A study be Nieddu, G. et al. showed that lipids belonging to the group of phosphatidylethanolamine (PE), sphingomyelin (SM), and diacylglycerol (DG) can be used to differentiate plaque types: the analysis revealed significant changes for LDL PE (38:6), SM (32:1), and SM (32:2) when comparing vulnerable and stable atherosclerotic lesions [28].

Slijkhuis, N. B. et al. compared the blood plasma lipidome and carotid plaque lipidome after endarterectomy. Both lipidomes were rich in ceramides (37% for plasma and 63% for plaques); cholesteryl oleate and cholesteryl linoleate were most common, and cholesteryl oleate was mostly present in plaques. The free fatty acids FFA (16:0) and FFA (18:1) were detected at similar frequencies in both plasma and plaques lipidome, although FFA (16:0) was more common in the plaques lipidome. FFA (18:1), FFA (18:2), FFA (20:4), and FFA (22:4) were identified in areas of plaques rich in macrophages, which, according to the authors, indirectly indicates their pro-inflammatory role. Phosphatidylcholines were more common in plasma, but two of them, PC (32:0) and PC (34:1), predominated in plaques [29].

5. Conclusions

The blood lipidome parameters revealed in our study can be used in the detection of atherosclerotic lesions of the brachiocephalic arteries. Triacylglycerides had the highest representation (14:0, 18:0, 18:3, 54:7, 55:1), followed by diacylglycerides (13:0, 41:3) and phosphatidylcholine (18:1, 18:2, 36:3, 37.3, 40:8). However, at the moment, there are no indicators of the targeted or panoramic plasma lipidome with a sufficient level of evidence that would help characterize the unstable course of atherosclerosis.
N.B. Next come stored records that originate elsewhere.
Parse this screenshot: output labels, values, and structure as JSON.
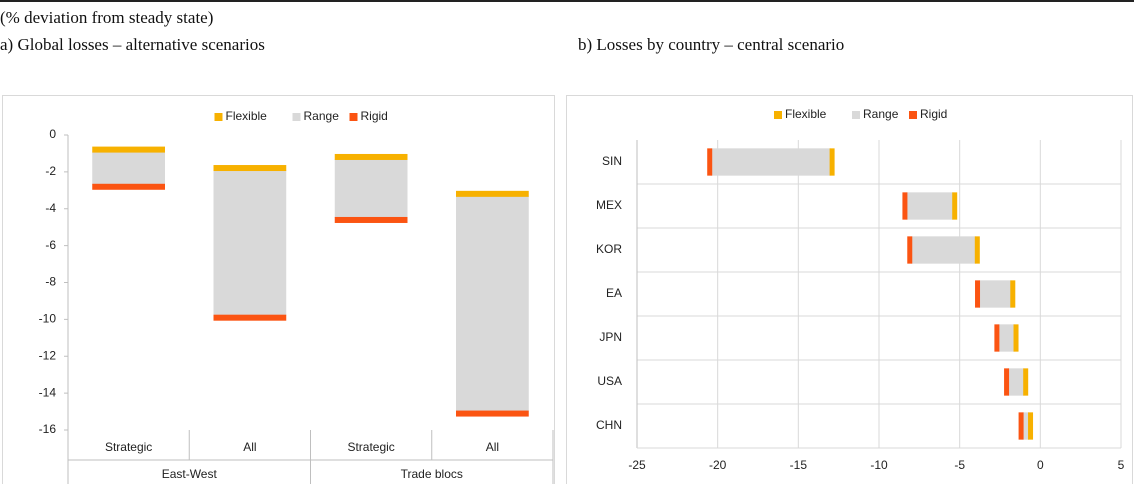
{
  "note": "(% deviation from steady state)",
  "chart_data": [
    {
      "type": "floating_bar",
      "orientation": "vertical",
      "title": "a) Global losses – alternative scenarios",
      "categories": [
        "Strategic",
        "All",
        "Strategic",
        "All"
      ],
      "groups": [
        "East-West",
        "Trade blocs"
      ],
      "range": {
        "name": "Range",
        "color": "#d9d9d9"
      },
      "series": [
        {
          "name": "Flexible",
          "color": "#f7b100",
          "values": [
            -0.9,
            -1.9,
            -1.3,
            -3.3
          ]
        },
        {
          "name": "Rigid",
          "color": "#fb5412",
          "values": [
            -2.7,
            -9.8,
            -4.5,
            -15.0
          ]
        }
      ],
      "ylim": [
        -16,
        0
      ],
      "yticks": [
        0,
        -2,
        -4,
        -6,
        -8,
        -10,
        -12,
        -14,
        -16
      ],
      "grid": false
    },
    {
      "type": "floating_bar",
      "orientation": "horizontal",
      "title": "b) Losses by country – central scenario",
      "categories": [
        "SIN",
        "MEX",
        "KOR",
        "EA",
        "JPN",
        "USA",
        "CHN"
      ],
      "range": {
        "name": "Range",
        "color": "#d9d9d9"
      },
      "series": [
        {
          "name": "Flexible",
          "color": "#f7b100",
          "values": [
            -13.0,
            -5.4,
            -4.0,
            -1.8,
            -1.6,
            -1.0,
            -0.7
          ]
        },
        {
          "name": "Rigid",
          "color": "#fb5412",
          "values": [
            -20.4,
            -8.3,
            -8.0,
            -3.8,
            -2.6,
            -2.0,
            -1.1
          ]
        }
      ],
      "xlim": [
        -25,
        5
      ],
      "xticks": [
        -25,
        -20,
        -15,
        -10,
        -5,
        0,
        5
      ],
      "grid": true
    }
  ]
}
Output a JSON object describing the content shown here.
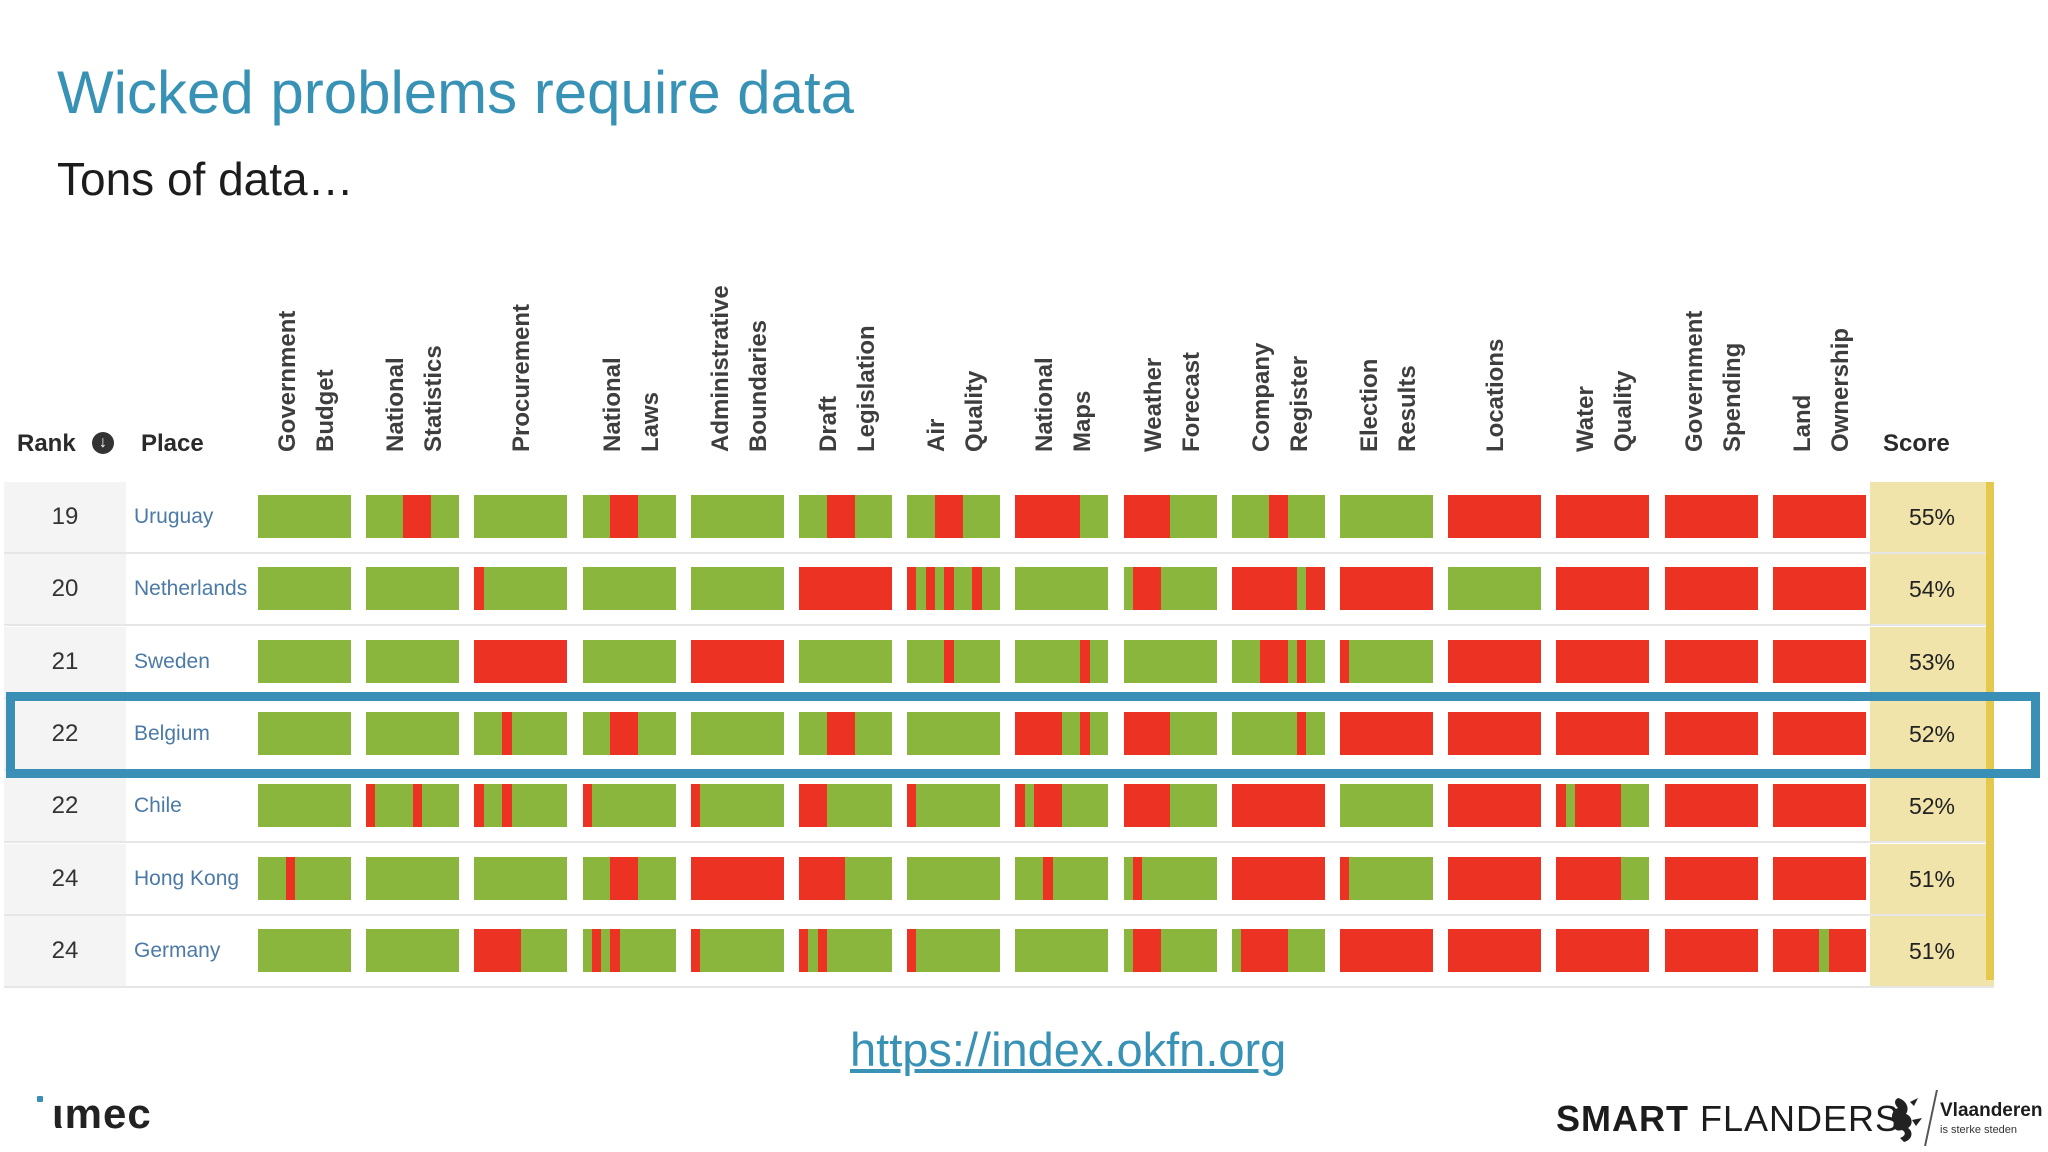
{
  "slide": {
    "title": "Wicked problems require data",
    "subtitle": "Tons of data…",
    "url": "https://index.okfn.org"
  },
  "table": {
    "headers": {
      "rank": "Rank",
      "place": "Place",
      "score": "Score"
    },
    "columns": [
      [
        "Government",
        "Budget"
      ],
      [
        "National",
        "Statistics"
      ],
      [
        "Procurement"
      ],
      [
        "National",
        "Laws"
      ],
      [
        "Administrative",
        "Boundaries"
      ],
      [
        "Draft",
        "Legislation"
      ],
      [
        "Air",
        "Quality"
      ],
      [
        "National",
        "Maps"
      ],
      [
        "Weather",
        "Forecast"
      ],
      [
        "Company",
        "Register"
      ],
      [
        "Election",
        "Results"
      ],
      [
        "Locations"
      ],
      [
        "Water",
        "Quality"
      ],
      [
        "Government",
        "Spending"
      ],
      [
        "Land",
        "Ownership"
      ]
    ],
    "highlighted_place": "Belgium",
    "rows": [
      {
        "rank": "19",
        "place": "Uruguay",
        "score": "55%",
        "bars": [
          "gggggggggg",
          "ggggrrrggg",
          "gggggggggg",
          "gggrrrgggg",
          "gggggggggg",
          "gggrrrgggg",
          "gggrrrgggg",
          "rrrrrrrggg",
          "rrrrrggggg",
          "ggggrrgggg",
          "gggggggggg",
          "rrrrrrrrrr",
          "rrrrrrrrrr",
          "rrrrrrrrrr",
          "rrrrrrrrrr"
        ]
      },
      {
        "rank": "20",
        "place": "Netherlands",
        "score": "54%",
        "bars": [
          "gggggggggg",
          "gggggggggg",
          "rggggggggg",
          "gggggggggg",
          "gggggggggg",
          "rrrrrrrrrr",
          "rgrgrggrgg",
          "gggggggggg",
          "grrrgggggg",
          "rrrrrrrgrr",
          "rrrrrrrrrr",
          "gggggggggg",
          "rrrrrrrrrr",
          "rrrrrrrrrr",
          "rrrrrrrrrr"
        ]
      },
      {
        "rank": "21",
        "place": "Sweden",
        "score": "53%",
        "bars": [
          "gggggggggg",
          "gggggggggg",
          "rrrrrrrrrr",
          "gggggggggg",
          "rrrrrrrrrr",
          "gggggggggg",
          "ggggrggggg",
          "gggggggrgg",
          "gggggggggg",
          "gggrrrgrgg",
          "rggggggggg",
          "rrrrrrrrrr",
          "rrrrrrrrrr",
          "rrrrrrrrrr",
          "rrrrrrrrrr"
        ]
      },
      {
        "rank": "22",
        "place": "Belgium",
        "score": "52%",
        "bars": [
          "gggggggggg",
          "gggggggggg",
          "gggrgggggg",
          "gggrrrgggg",
          "gggggggggg",
          "gggrrrgggg",
          "gggggggggg",
          "rrrrrggrgg",
          "rrrrrggggg",
          "gggggggrgg",
          "rrrrrrrrrr",
          "rrrrrrrrrr",
          "rrrrrrrrrr",
          "rrrrrrrrrr",
          "rrrrrrrrrr"
        ]
      },
      {
        "rank": "22",
        "place": "Chile",
        "score": "52%",
        "bars": [
          "gggggggggg",
          "rggggrgggg",
          "rggrgggggg",
          "rggggggggg",
          "rggggggggg",
          "rrrggggggg",
          "rggggggggg",
          "rgrrrggggg",
          "rrrrrggggg",
          "rrrrrrrrrr",
          "gggggggggg",
          "rrrrrrrrrr",
          "rgrrrrrggg",
          "rrrrrrrrrr",
          "rrrrrrrrrr"
        ]
      },
      {
        "rank": "24",
        "place": "Hong Kong",
        "score": "51%",
        "bars": [
          "gggrgggggg",
          "gggggggggg",
          "gggggggggg",
          "gggrrrgggg",
          "rrrrrrrrrr",
          "rrrrrggggg",
          "gggggggggg",
          "gggrgggggg",
          "grgggggggg",
          "rrrrrrrrrr",
          "rggggggggg",
          "rrrrrrrrrr",
          "rrrrrrrggg",
          "rrrrrrrrrr",
          "rrrrrrrrrr"
        ]
      },
      {
        "rank": "24",
        "place": "Germany",
        "score": "51%",
        "bars": [
          "gggggggggg",
          "gggggggggg",
          "rrrrrggggg",
          "grgrgggggg",
          "rggggggggg",
          "rgrggggggg",
          "rggggggggg",
          "gggggggggg",
          "grrrgggggg",
          "grrrrrgggg",
          "rrrrrrrrrr",
          "rrrrrrrrrr",
          "rrrrrrrrrr",
          "rrrrrrrrrr",
          "rrrrrgrrrr"
        ]
      }
    ]
  },
  "colors": {
    "green": "#8ab63d",
    "red": "#ec3323",
    "accent": "#3a8fb7",
    "score_bg": "#f1e4ab"
  },
  "logos": {
    "imec": "ιmec",
    "smart_flanders_bold": "SMART",
    "smart_flanders_rest": " FLANDERS",
    "vlaanderen": "Vlaanderen",
    "vlaanderen_tagline": "is sterke steden"
  }
}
This analysis reveals that healthy individuals tend to have higher levels of certain saturated fatty acids (e.g., palmitic acid) and arachidonic acid while having lower levels of MUFAs (e.g., oleic acid). These findings highlight the complexity of fatty acid interactions in cardiovascular health and suggest that a simple categorization of fatty acids as “good” or “bad” may be insufficient. Instead, the balance and specific types of fatty acids are crucial in understanding and managing the risk of atherosclerosis.

This analysis found no significant differences in the plasma fatty acid profiles between patients with stable and unstable plaques. This indicates that the fatty acid composition may not be a distinguishing factor for plaque stability and that other factors, such as inflammatory markers or mechanical stress, might play more significant roles in plaque stability. Additionally, the lack of differences in the omega-6 and omega-3 levels, as well as within the atherosclerosis patient group, underscores the need for a nuanced understanding of lipid metabolism and its impact on cardiovascular disease.

The resulting models allow us to identify a number of factors associated with atherosclerotic changes. The constructed models were of moderate quality (given the extremely small number of patients in the study and its hypothesis-generating nature), which shows the need for further research to assess the diagnostic properties of the lipidome in relation to the presence and progression of atherosclerosis.

The study of lipidomics makes a great contribution to understanding the development of this disease, expands the possibilities of diagnosis, and allows us to use the principles of personalized medicine but requires further research.